Кряж протягивался далее и перекрывал речной сток. Вполне возможно, что Берещице помогли его одолеть - древние люди прокопали проход. Это, конечно, гипотеза, моя версия, не имеющая пока подтверждений. Но нельзя не обратить внимание на разнородность почвенного слоя - пред грядой он торфяной (как и вся Береща), а сразу за ней серый землистый песок. Может, и название «Веребки» от того, что люди вынули – по-белорусски «выробили», проход для реки, пробили в горном окружении каньон.

А может, и не так. Просто природа посчитала, что реки несут жизнь, они словно вены, пронизывают земной шар, и живая вода разорвала путы, ее сдерживающие.

РЕВЕРАНС В ЗОНЕ ИСТОЧНИКА

«Берещица впала в Ясу реку», - констатировал Низовцов в 1563 году, обращая особое внимание на место стыка – слияния. Там резко менялся курс. Отдавая дань своей спутнице, Эсса делала невообразимый зигзаг – разворот в сторону Берещицы, словно реверанс - будто не желая с ней расставаться. Всего десяток метров разделил русла. Образовался полуостров - своеобразный мыс, который назвали почему-то Усохами. Там поселились очень добрые люди - хуторяне Пшонко.

Усохи появились на первой российской землемерной карте после «передела» - переустройства водных потоков. Об этом скажем ниже. А Низовцов называл их по-другому. Да и вообще, необычная область – место встречи данниц, да и весь «экстравагантный» поворот, вызвали у него особый интерес. Сразу же за устьем Берещицы, «подле» Эссы, он фиксировал Точный мох. К сожалению, расшифровать этот термин пока не под силу. Можно полагаться лишь на некоторые предположения. Возможно, так называлось место источника, что и сегодня известен автомобилистам на шоссе Минск – Витебск. Он бьет из-под северного склона реки, который ранее, видимо, был покрыт густым мхом, и тем выделялся на окружающем фоне.

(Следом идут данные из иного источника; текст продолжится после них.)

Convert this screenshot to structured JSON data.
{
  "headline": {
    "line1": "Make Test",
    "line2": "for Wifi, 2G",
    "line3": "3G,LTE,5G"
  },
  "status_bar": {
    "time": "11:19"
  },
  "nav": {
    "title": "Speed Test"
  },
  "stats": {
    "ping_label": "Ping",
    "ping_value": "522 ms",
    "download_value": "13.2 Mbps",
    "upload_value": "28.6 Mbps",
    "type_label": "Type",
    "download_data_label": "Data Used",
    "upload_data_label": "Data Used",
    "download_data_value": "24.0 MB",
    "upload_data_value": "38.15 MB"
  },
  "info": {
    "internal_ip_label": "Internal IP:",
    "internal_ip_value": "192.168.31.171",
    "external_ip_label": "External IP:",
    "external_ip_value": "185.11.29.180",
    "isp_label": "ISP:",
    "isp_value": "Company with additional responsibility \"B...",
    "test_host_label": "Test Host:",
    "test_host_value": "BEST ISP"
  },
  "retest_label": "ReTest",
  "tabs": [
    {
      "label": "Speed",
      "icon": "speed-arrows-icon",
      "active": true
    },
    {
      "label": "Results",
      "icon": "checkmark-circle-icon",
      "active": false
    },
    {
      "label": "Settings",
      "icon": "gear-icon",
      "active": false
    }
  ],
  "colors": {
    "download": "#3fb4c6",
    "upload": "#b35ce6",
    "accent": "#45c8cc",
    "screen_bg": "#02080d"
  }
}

Возможно, слово «точный» указывало на кардинальную смену обстоятельств. Межземельная разграничительная линия, которую обозревал Низовцов, с этого места обретала бесспорную выразительность – четкую ясность. Если весь обшар от Березины досюда был «не писан», то есть не исследован, и принадлежность земель не имела соотнесенной привязки, то «за Берещицей» выявлялась Свяда «боленских панов», и далее шла Яса (Эсса) «по рубежю» до Лепеля. Налево простирались полоцкие «земля и лес», а направо такие же «земля и лес», но виленские.

«ВЕТРОМ ЗАНЕСЕННЫЕ» ГОРЫ

После Точного мха местность видоизменялась. Начинался подъем, и назывались Глинные горы. Они и составили впоследствии часть Усох. Впечатление такое, что их «ветром занесло». Дело в том, что «малое междуречье» сформировали две реки, омывавшие разные берега, разные возвышенности: с одной стороны Пышнянская, а с другой – Лукомльская. Но деление условное – горный обвод, что растягивался по западной стороне Берещицы, проникал на другой берег и служил мостом для единения.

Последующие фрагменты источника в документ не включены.